背負われた少年――リクの手には、しっかりとモンスターボールが握られていた。
◆
リクは病室で目を覚ました。
「あ……ッ」
久方ぶりの光に目が慣れない。またすぐに目を閉じたが、それでもくらくらする眩しさだった。何か光を遮断するものが欲しい。被れるものを手探りで探した。ちょうど手に触れたサブバッグを掴み、被った。何故そのチョイスだったのか。同タイミングでドアが開く。
「失礼します。リク君、点滴取り換えの時間――」
入ってきたジョーイさんが、サブバッグを頭から被ったリクに視線を止めた。
「まだ病み上がりですからね、眠っていた方が良いですよ。リク君」
ジョーイさんはかつてないほど優しい声で告げると、速やかな動作でリクをベッドに戻した。いやこれには深い訳がっ! リクは弁解しようとしたが声が出なかった。けほっと渇いた咳が出た。慌ててサブバッグを頭から剥ぎ取る。
光が容赦なく眼球を攻撃した。
「―――――――! ―――――!」
声なき悲鳴をあげて転がる。ジョーイさんはリクを助け起こし、ベッドへと戻してくれた。
「飲めますか?」
水の入ったコップを勧められ、一気に飲み干す。2杯、3杯――ようやくひと心地つき、恐る恐る声を出した。「あ、あ、あー……」無理のない声だ。
「あの、オレ、どうなったんですか」
「此処はナギサタウンのポケモンセンターです。貴方は封鎖されたトンネルの出入口に倒れていたんですよ」
リクは記憶を辿る。ヒナタと別れ、オニキスと共に暗闇をひたすらに歩き続けた――
そうだ。
「オニキスは」
「無事です。今はあなたと同じように休息しています」
「そう、ですか」
胸を撫で下ろし、ベッドに倒れこんだ。それならもう少し眠ろう。安心して目を閉じかけ、
「しょうねーん! おっきろー!」
「うえッ!?」
突然の女性の声にたたき起こされる。驚き開いた視界にへそ、ショートパンツに小麦色の脚が飛び込んできた。
「こらこらせいしょーねん。何処を見ておる」
「あ、あわわわわわわ」
ぽかっと軽く頭を小突かれ、顔を赤くした。視線を持ち上げると、碧眼の女性がこちらを見ていた。
「よし、まずはこれを飲め!」
女性はずいっとコップを突きつけてきた。乳白色の、牛乳みたいな色の液体が入っている。特に危険ではない、と思うが。リクがちらりとジョーイさんを窺うと、碧眼の女性はひらひらとそちらに手を振った。
「行っていいよ。後はあたし看とくから」
「はぁ……ホトリさんが言うなら」
ジョーイさんは碧眼の女性――ホトリにお辞儀すると、退室してしまった。ホトリはどっかりと椅子に腰かけ、「さぁ飲め」と此方をにこにこ見つめてくる。仕方なく、リクは謎の液体を飲んだ。どろりと甘くて、体中に力がみなぎって来る気が――いや、みなぎるを通り越して、
爆発した。
「……これなんスか」
「ホトリちゃん特製元気の塊ジュース」
ぷすぷすと両耳から煙を上げるリクに、ホトリはパチパチと拍手を送った。
「いやーポケモンに効くなら人間にも効くっしょと思ったら予想以上だわ。おめでとう人体実験第一号君!」
「人で実験するなあああああああああああああああああ!」
全力でコップを投げつけると、ホトリは事もなげにキャッチした。非常に楽しそうだが実験された当人はたまったものではない。
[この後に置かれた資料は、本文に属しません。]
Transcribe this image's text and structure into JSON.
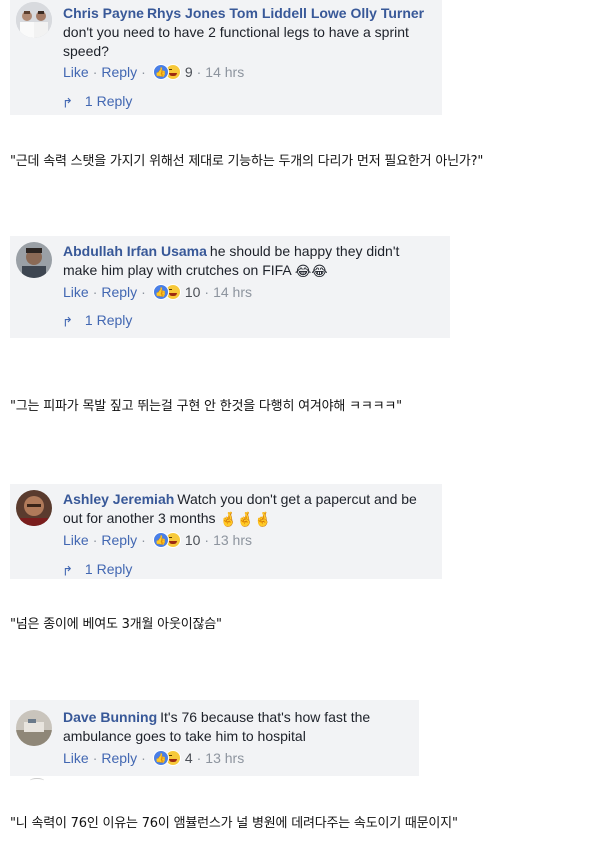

「まー細かい事は置いといて。元気にはなったんじゃないかな?」
リクはハッとした。ホトリの言うとおりだ。全身に力がみなぎっている。耳から煙は上がっているが、コップを全力投球できるくらいには回復していた。
「急を要するからね、今は特に。あたしはホトリ。君の名前は?」
「リク、だけど。急を要するっていうのは」
「まず第一に」
ホトリは指を一本立てた。
「君は不釣り合いに強力なポケモンを連れていた。
第二、瀕死に近い状態で封鎖されたトンネルの出入り口に君は倒れていた。
第三、あたしは君の連れてるポケモンに見覚えがある。
で、“本来の持ち主”が音信不通っていうか」
ホトリは机の上に視線を向けた。サブバッグの中身が広げられており、そこにはヒナタのポケナビもあった。
「それは彼のポケナビだ。アホでも何かあったと考えるさ」
心臓が嫌な音を立てた。
自分はどれくらい眠っていた? ヒナタと別れてから、どれだけ経った? 暗闇に時間の感覚を奪われていたとはいえ、一日二日の出来事とは到底思えなかった。
「ヒナタ、は」
「うん」
「戻っていないんです、か」
「あたしの知る限りでは」
ホトリは指折り数える。
「彼が消えてから、君が目を覚ますまで約4日。カザアナタウンのジムリーダーとも連絡は取ったけど、まだ戻ってない」
リクは目を見開いた。
「ヒナタは――」
水を飲んだ筈なのに、妙にひりつく喉を震わせた。